A B C D E F G H I
J K L M N O P Q R
S T U V W X Y Z #
Liste complète



10 - Chef-d'oeuvre
09 - Remarquable
08 - Excellent
07 - Très bien
06 - Bon
05 - Moyen
04 - Faible
03 - Minable
02 - Intolérable
01 - Délicieusement mauvais



Cotes
Décennies
Réalisateurs
Le Cinéma québécois
La Collection Criterion



2005
2006
2007
2008
2009

HARRY POTTER AND THE ORDER OF THE PHOENIX (2007)
David Yates

Par Alexandre Fontaine Rousseau

Beaucoup d'encre a déjà été versée au sujet de la saga Harry Potter : elle aurait à elle seule ressuscité une industrie littéraire chancelante, alors que la droite chrétienne - prouvant une fois de plus l'absurdité consommée de ses préoccupations - l'avait condamnée sous le prétexte farfelu qu'elle présente une vision séduisante du paganisme à de jeunes esprits encore malléables. Sa contrepartie cinématographique n'a pas non plus été exempte de controverses. Comme c'est l'usage lorsqu'une oeuvre culte fait le saut au grand écran, des hordes de passionnés se sont empressé de reprocher à ces adaptations - somme toute fidèles à leur source - la moindre scène coupée de même que le moindre écart de conduite narratif. Malgré cela, la série s'est imposée au fil des ans comme l'une des franchises les plus constantes d'une époque où l'industrie cinématographique multiplie les suites aseptisées pour assurer sa survie. En 2004, suite aux deux films plus académiques dirigés par l'Américain Chris Colombus, le cinéaste mexicain Alfonso Cuarón signait un troisième volet exceptionnellement maîtrisé : truffée de sous-entendus renvoyant aux thématiques de ses oeuvres plus personnelles, la mise en scène techniquement aguerrie de son Prisoner of Azkaban soutenait à la fois une certaine poésie visuelle ainsi qu'une diabolique efficacité, que celle, plus convenue, du Goblet of Fire de Mike Newell n'avait pu égaler.

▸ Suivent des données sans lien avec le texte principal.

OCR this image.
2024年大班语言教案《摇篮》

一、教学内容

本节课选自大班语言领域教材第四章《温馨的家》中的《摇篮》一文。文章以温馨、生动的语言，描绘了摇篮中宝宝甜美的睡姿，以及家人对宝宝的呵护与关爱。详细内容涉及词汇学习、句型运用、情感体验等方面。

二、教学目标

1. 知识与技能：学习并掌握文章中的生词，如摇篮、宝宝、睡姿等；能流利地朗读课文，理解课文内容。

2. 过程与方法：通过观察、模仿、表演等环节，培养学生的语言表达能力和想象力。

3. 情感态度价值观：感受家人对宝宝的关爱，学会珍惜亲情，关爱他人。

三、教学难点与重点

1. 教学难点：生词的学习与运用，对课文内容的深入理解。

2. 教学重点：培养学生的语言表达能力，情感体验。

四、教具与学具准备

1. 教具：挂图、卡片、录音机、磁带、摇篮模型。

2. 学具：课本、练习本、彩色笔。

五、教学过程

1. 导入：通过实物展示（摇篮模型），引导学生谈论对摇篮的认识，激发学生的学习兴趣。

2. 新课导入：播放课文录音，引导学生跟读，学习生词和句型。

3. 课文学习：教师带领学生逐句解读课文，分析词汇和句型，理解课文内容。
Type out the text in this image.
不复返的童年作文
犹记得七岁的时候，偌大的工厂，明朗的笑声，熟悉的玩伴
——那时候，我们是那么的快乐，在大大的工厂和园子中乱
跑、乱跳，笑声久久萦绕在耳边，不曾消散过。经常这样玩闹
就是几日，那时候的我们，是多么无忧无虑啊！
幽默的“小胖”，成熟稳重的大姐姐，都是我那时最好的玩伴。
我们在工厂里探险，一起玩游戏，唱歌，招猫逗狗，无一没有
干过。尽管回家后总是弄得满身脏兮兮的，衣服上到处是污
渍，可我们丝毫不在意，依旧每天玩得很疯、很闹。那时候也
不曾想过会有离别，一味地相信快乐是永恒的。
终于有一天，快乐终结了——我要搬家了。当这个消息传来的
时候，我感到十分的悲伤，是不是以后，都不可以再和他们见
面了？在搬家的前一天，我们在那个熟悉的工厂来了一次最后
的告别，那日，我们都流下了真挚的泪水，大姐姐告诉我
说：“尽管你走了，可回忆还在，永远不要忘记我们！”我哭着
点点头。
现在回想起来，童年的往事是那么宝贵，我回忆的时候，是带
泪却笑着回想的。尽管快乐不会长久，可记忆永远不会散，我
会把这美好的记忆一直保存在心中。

Transfuge du monde de la télévision britannique, le réalisateur David Yates s'attelle pour sa part à la tâche avec une indéniable compétence, à défaut de briller par son originalité; son travail respecte, à quelques ruptures d'axe près, la philosophie de mise en scène invisible propre au médium à travers lequel s'est édifiée sa méthode. La caméra reste donc proche de ses sujets, son mouvement constant reposant essentiellement sur le bon vieux champ/contre-champ, lorsqu'elle n'est pas tenue à la main pendant des séquences d'action tournées dans un style « documentaire » actuellement à la mode. Le style de Yates est sobre et direct, l'antithèse incarnée des films chargés et emphatiques de Colombus. Son arrivée aux commandes est synonyme de gros bon sens : une nécessité, compte tenu de la tendance qu'ont eue les romans de J.K. Rowling à épaissir à vue d'oeil à chaque tome. Dans cette optique, il est tout naturel que Yates poursuive le processus d'émondage des romans entamé avec le remarquable film de Cuarón pour mener à bon port un cinquième Potter sans longueurs notables, au ton nettement plus sombre que ses prédécesseurs.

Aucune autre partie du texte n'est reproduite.